Per quanto i dirigenti della Samsung dicano di non essere stati per nulla scalfiti da questo sciopero, il sindacato NSEU ha riportato dei cali della produzione tra il 18 e l’80% e si sono registrati ritardi nelle consegne dei prodotti.
Tuttavia, la vera paura della classe dominante è che lo sciopero possa estendersi anche ad altre aziende e ad altri settori, come Kia, LG e Hyunday, tutte caratterizzate da politiche molto simili a quelle presenti in Samsung.
Lo sciopero ad oltranza della Samsung è un passo importante affinché la classe lavoratrice coreana realizzi la forza che rappresenta e la possibilità di poter cambiare la società. Tuttavia solo il 20% del sindacato è in sciopero, parte del problema è stata la mancanza di iniziativa da parte dei dirigenti sindacali per coinvolgere il grosso dei lavoratori. è necessario che la lotta di estenda agli altri lavoratori della Samsung e anche alle altre imprese e settori dell’economia sud-coreana.
La classe dominante coreana, supportata dal governo conservatore, ha sempre attuato politiche apertamente antiproletarie. Lo sviluppo dei Chaebol è avvenuto grazie all’appoggio dei governi che da decenni hanno messo in campo politiche di aiuti finanziari come agevolazioni fiscali, finanziamenti a basso costo e forme di protezione quali barriere all’ingresso per competitors internazionali, fino a quando queste aziende non erano pronte a concorrere con i prodotti stranieri.
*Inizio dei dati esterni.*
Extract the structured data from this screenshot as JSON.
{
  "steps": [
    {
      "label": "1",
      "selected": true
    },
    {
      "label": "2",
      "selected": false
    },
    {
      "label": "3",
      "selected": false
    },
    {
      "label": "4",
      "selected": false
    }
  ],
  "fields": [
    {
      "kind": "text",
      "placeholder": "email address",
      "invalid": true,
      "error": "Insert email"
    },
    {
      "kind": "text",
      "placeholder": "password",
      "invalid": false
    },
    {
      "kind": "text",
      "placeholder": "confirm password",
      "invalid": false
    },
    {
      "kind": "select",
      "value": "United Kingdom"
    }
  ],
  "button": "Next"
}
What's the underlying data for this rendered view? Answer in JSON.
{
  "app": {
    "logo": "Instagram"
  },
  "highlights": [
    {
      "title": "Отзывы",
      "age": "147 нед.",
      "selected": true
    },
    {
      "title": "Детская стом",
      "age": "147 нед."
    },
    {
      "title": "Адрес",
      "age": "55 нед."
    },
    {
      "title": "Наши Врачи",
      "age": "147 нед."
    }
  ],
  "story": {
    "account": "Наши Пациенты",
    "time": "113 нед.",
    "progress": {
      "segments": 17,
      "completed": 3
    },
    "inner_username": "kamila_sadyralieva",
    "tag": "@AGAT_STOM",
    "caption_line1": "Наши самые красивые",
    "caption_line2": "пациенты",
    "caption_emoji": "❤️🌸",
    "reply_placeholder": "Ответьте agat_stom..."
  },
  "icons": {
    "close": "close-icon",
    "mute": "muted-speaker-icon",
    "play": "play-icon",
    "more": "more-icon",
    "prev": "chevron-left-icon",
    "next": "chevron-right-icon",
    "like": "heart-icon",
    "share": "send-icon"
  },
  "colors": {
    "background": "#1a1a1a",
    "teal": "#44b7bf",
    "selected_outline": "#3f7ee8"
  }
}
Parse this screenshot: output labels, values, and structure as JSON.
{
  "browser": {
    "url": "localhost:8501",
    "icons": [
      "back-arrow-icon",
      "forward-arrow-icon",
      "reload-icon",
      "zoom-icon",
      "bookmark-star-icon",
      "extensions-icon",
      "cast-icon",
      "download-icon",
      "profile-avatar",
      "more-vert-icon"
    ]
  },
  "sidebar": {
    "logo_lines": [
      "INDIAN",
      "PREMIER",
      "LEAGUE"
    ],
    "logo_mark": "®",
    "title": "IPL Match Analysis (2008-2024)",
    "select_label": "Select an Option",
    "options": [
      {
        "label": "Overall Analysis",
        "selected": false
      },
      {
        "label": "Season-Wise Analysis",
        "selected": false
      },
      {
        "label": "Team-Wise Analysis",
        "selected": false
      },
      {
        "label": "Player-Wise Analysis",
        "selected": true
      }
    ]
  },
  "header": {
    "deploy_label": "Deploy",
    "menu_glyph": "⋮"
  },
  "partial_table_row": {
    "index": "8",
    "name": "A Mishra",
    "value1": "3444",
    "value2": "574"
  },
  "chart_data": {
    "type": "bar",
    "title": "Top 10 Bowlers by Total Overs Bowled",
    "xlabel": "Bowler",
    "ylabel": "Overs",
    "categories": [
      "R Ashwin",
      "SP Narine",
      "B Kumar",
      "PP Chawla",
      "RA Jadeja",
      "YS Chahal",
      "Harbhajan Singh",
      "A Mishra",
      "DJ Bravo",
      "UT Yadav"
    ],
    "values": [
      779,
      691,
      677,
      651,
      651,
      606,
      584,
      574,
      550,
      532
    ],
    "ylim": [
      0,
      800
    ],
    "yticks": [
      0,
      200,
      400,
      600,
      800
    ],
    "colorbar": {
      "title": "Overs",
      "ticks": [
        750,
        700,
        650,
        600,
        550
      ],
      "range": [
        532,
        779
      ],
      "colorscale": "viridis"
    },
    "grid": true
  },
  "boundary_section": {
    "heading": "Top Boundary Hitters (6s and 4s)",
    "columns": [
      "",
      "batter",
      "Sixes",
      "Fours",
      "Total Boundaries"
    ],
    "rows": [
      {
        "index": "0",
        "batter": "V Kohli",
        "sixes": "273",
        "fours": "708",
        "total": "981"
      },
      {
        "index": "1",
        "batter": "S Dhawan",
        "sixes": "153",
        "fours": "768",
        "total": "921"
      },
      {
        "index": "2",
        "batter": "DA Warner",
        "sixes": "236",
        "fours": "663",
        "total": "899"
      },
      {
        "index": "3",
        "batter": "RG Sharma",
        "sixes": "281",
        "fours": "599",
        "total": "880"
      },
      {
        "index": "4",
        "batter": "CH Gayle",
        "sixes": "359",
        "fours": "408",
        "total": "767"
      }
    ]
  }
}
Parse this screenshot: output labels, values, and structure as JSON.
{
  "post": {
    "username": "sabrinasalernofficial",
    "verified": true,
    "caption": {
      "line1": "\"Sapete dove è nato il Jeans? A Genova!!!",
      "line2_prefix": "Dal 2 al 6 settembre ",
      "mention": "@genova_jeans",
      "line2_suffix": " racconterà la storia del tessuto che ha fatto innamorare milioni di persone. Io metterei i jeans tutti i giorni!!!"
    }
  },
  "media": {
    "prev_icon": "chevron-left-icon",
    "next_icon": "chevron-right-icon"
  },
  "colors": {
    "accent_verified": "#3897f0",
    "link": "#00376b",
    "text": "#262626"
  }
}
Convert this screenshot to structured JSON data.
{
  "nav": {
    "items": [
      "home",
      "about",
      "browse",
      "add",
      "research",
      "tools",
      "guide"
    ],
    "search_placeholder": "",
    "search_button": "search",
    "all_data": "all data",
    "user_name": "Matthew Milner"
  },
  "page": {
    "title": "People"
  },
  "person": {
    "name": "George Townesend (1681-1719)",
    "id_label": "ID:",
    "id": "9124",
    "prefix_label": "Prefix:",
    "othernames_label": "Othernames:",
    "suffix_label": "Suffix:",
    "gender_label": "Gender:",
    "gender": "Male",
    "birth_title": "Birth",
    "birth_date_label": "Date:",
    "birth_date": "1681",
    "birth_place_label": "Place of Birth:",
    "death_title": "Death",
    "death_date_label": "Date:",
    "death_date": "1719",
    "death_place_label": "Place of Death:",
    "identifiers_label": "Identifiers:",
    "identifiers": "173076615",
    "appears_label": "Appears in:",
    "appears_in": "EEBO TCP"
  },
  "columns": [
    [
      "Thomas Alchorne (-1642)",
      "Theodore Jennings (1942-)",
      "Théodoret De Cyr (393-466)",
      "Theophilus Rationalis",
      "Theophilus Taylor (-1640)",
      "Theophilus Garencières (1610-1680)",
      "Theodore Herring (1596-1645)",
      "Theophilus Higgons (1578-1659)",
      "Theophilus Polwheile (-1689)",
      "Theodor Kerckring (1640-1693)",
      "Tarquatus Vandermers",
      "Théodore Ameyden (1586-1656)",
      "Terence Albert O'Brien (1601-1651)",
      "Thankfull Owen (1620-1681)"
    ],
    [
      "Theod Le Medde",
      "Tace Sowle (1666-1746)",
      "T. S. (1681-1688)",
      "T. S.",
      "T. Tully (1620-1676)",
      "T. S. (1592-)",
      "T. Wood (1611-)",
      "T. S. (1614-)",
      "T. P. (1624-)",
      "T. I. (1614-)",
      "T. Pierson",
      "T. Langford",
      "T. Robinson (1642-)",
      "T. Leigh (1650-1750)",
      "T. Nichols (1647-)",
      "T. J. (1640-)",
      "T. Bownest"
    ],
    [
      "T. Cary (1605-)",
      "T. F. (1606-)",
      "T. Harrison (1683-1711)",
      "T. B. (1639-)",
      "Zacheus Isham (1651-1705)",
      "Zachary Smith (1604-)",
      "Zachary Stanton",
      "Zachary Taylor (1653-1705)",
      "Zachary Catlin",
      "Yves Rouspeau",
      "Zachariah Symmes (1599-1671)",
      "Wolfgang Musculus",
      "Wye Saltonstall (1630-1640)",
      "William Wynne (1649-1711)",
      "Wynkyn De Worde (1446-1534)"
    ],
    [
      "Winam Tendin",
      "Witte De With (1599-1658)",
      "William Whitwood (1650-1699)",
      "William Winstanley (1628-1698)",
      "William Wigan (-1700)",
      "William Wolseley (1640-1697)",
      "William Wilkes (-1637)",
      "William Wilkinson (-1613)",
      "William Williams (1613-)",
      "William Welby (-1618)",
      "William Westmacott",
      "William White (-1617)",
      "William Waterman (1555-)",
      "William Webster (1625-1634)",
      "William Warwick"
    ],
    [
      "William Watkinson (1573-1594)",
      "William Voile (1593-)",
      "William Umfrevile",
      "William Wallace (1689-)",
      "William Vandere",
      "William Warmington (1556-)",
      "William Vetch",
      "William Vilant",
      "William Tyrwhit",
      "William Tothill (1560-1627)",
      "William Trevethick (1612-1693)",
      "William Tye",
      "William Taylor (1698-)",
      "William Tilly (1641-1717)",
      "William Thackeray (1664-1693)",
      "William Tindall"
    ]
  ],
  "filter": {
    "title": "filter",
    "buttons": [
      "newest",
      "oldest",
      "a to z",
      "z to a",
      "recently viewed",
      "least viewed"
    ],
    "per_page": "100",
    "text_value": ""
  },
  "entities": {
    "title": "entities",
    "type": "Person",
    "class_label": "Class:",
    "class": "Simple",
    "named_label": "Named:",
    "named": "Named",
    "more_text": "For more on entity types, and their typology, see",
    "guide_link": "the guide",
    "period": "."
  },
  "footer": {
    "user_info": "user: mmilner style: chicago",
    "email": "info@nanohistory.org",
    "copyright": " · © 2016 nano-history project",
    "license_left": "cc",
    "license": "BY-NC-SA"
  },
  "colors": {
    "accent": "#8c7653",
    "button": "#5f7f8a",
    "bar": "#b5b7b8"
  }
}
Tuttavia gli anni del “miracolo economico” sono ben lontani. Anche la Corea del Sud sta attraversando una crisi che colpisce pesantemente la classe lavoratrice del paese. Quello che rimane intoccato è il profitto dei Chaebol basato sullo sfruttamento dei lavoratori e sulla speculazione.
Il malcontento dei lavoratori cresce sempre di più e si è espresso in varie forme. A febbraio hanno scioperato i medici tirocinanti per le disparità salariali, nel 2023 hanno scioperato 400mila lavoratori contro il governo.
Il NSEU rappresenta uno strato enormemente potente della classe operaia sud-coreana con il potenziale di paralizzare il settore più importante dell’economia. Se si si dota della giusta strategia di lotta è quindi nella posizione ideale per porsi alla guida dell’intera classe lavoratrice contro i capitalisti e il governo coreani.